The tech may not be substantially new, but the emergent phenomena definitely are.
The quantity has certainly changed. It took researchers months to build an "AI generated novel" way back in the day and some form or relative of ChatGPT spits out nearly that every minute now.

I still haven't felt impressed that the quality has truly changed, yet. LLMs seems more "fluent" in the language than ever before, but it's still hallucinating nearly as much and now the fluency just helps make people more often see "meaning" or "anthropic action" (lies, defamation) where the hallucinations are. The underlying structures of LLMs are still complicated casinos that invoke the Gambler's Fallacy much more than any signs of true "learning". We've put millions of monkeys in front of billions and trillions of slot machines and told them to produce Shakespeare and many of them believe they are doing just that. (Not just metaphorically, by monkeys I mean as much humans susceptible to casino payout mechanics and excitedly spinning slot machines.)

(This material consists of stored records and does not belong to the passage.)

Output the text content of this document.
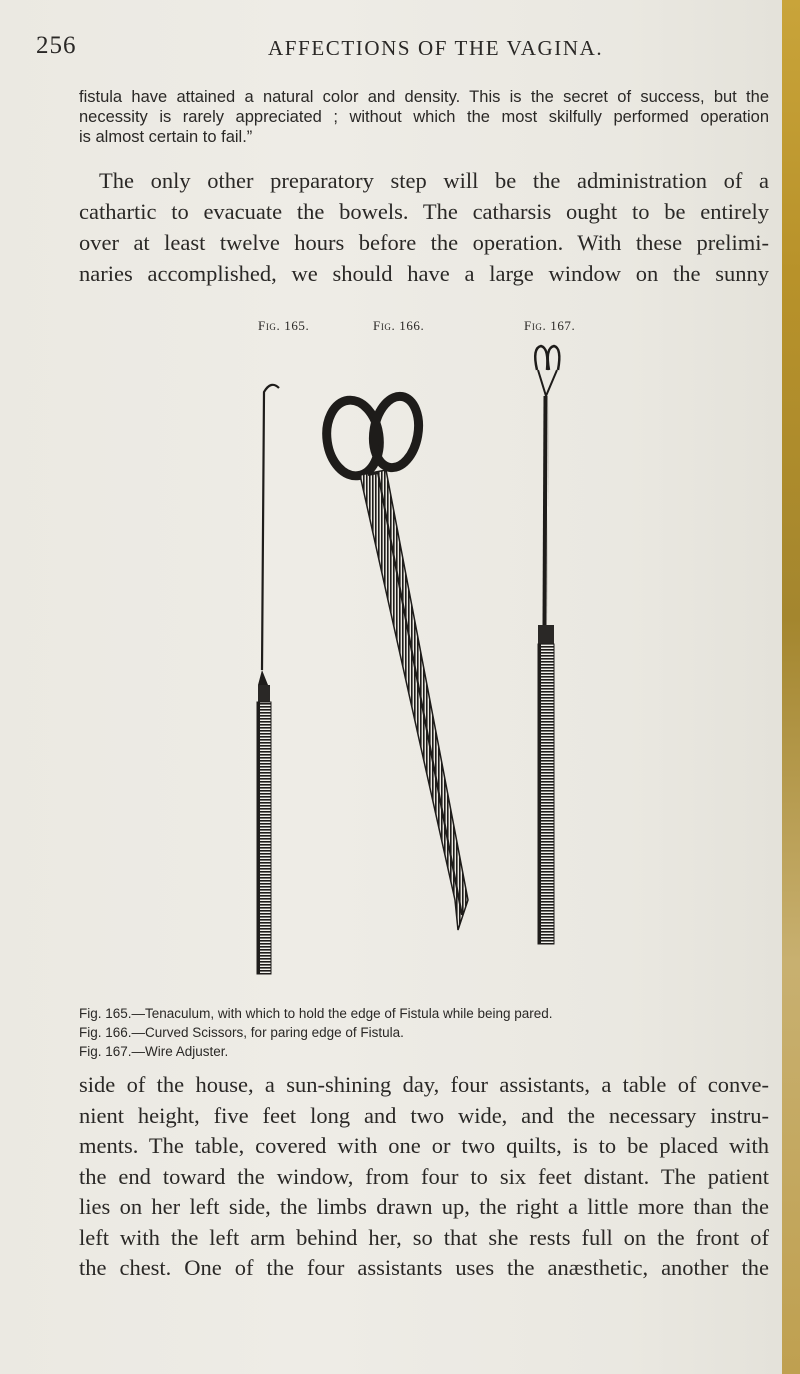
256	AFFECTIONS OF THE VAGINA.
fistula have attained a natural color and density. This is the secret of success, but the
necessity is rarely appreciated ; without which the most skilfully performed operation
is almost certain to fail.”
The only other preparatory step will be the administration of a
cathartic to evacuate the bowels. The catharsis ought to be entirely
over at least twelve hours before the operation. With these prelimi-
naries accomplished, we should have a large window on the sunny
Fig. 165.	Fig. 166.	Fig. 167.
Fig. 165.—Tenaculum, with which to hold the edge of Fistula while being pared.
Fig. 166.—Curved Scissors, for paring edge of Fistula.
Fig. 167.—Wire Adjuster.
side of the house, a sun-shining day, four assistants, a table of conve-
nient height, five feet long and two wide, and the necessary instru-
ments. The table, covered with one or two quilts, is to be placed with
the end toward the window, from four to six feet distant. The patient
lies on her left side, the limbs drawn up, the right a little more than the
left with the left arm behind her, so that she rests full on the front of
the chest. One of the four assistants uses the anæsthetic, another the
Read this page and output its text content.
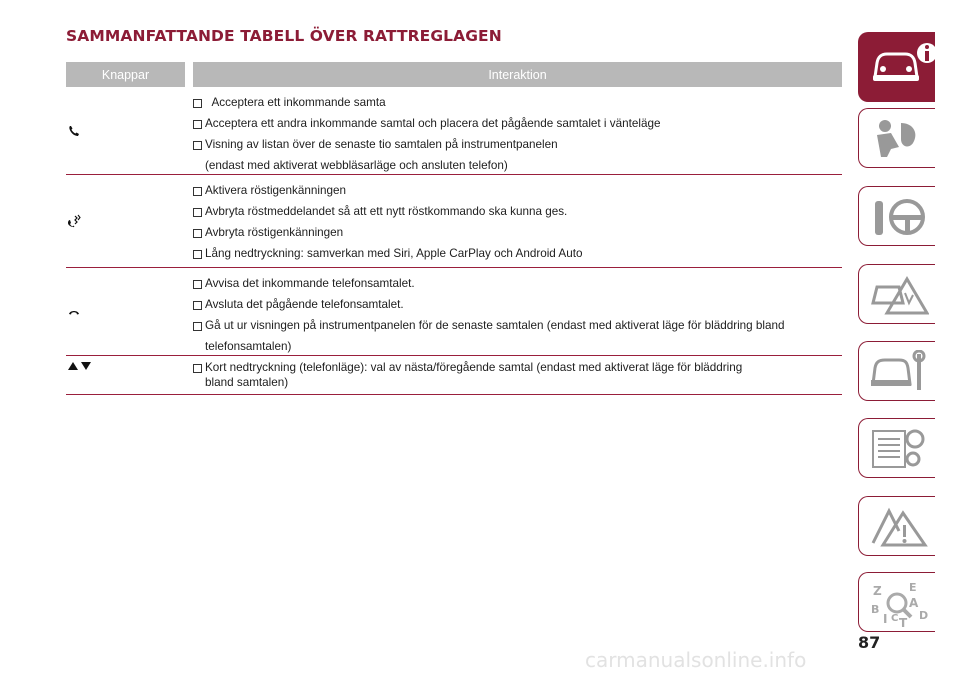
SAMMANFATTANDE TABELL ÖVER RATTREGLAGEN
Knappar	Interaktion
Acceptera ett inkommande samta
Acceptera ett andra inkommande samtal och placera det pågående samtalet i vänteläge
Visning av listan över de senaste tio samtalen på instrumentpanelen
(endast med aktiverat webbläsarläge och ansluten telefon)
Aktivera röstigenkänningen
Avbryta röstmeddelandet så att ett nytt röstkommando ska kunna ges.
Avbryta röstigenkänningen
Lång nedtryckning: samverkan med Siri, Apple CarPlay och Android Auto
Avvisa det inkommande telefonsamtalet.
Avsluta det pågående telefonsamtalet.
Gå ut ur visningen på instrumentpanelen för de senaste samtalen (endast med aktiverat läge för bläddring bland
telefonsamtalen)
Kort nedtryckning (telefonläge): val av nästa/föregående samtal (endast med aktiverat läge för bläddring
bland samtalen)
Z E
B A
D
I C T
87
carmanualsonline.info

Again, yes, I'm a terrible cynic right now, and I hate to be so down on the technology, but I'm still waiting for something to be excited about that isn't just casinos masquerading as "learning". But people love casinos, they deliver addictive fun. I'm not going to stop people from being excited about all these casinos. I just think that professionally as a software developer, if I wanted to be a bad faith casino manager I'd rather just get into mobile games and gacha/loot-box mechanics. That's more fun, more profitable, and maybe, weirdly, more currently ethical than current "generative AI" hype.

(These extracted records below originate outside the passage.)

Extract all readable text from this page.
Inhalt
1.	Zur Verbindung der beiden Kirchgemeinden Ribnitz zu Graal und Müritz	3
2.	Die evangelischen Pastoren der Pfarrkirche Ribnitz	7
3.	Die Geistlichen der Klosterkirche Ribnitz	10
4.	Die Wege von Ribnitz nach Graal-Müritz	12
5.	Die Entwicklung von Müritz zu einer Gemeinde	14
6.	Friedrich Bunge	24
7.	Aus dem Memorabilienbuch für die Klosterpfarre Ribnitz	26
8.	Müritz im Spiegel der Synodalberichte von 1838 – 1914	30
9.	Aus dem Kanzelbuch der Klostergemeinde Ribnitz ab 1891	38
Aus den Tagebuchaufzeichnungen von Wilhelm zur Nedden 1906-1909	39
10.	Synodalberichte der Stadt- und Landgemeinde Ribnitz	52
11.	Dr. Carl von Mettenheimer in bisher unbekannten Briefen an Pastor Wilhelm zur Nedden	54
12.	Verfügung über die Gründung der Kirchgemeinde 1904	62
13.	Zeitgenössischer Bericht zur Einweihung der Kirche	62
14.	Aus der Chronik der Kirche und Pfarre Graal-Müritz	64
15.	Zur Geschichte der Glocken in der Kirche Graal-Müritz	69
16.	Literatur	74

The emphasis on "hallucinations" is misplaced from this perspective, IMO. Thing is, when models do hallucinate, they still reason about what they hallucinated. Larger ones (e.g. GPT-4) can even spot their own hallucinations. That is nothing like what we had in the 60s, or even 10 years ago.
I dislike the term "hallucinations" because I feel it also anthropomorphizes the process too much. Unfortunately, "random garbage output" is too many words, but that's closer to what I meant everywhere I used that word.

> Larger ones (e.g. GPT-4) can even spot their own hallucinations.

I've not yet been convinced that this is actually what is happening from the examples I've seen. It all looks to me like more "random garbage output" that "feels correct" but isn't provably correct. Most examples I've seen so far look too much like "Stochastic Crow Mode" [1]. It is prompts and questions that are doing much more work on the humans reading them (and our interests in anthropomorphizing them or mythologizing them) than the LLMs answering them.

[1] https://fediscience.org/@ct_bergstrom/110182336553459017

There’s absolutely been value delivered, but at every turn it’s been vastly less than what was promised. I would be very surprised if generative AI doesn’t turn out to be the same: legitimately and seriously useful in certain use cases, but not as revolutionary as it’s being sold. I’m excited to see what comes of all this, but the hype is at an absolute fever pitch and I’m yet to see much past niche use cases and help along the periphery for more general tasks.

I mean even crypto has some actual, meaningful use cases, it’s just not replacing all currencies and fundamentally reshaping financial systems like a lot of folks thought it would.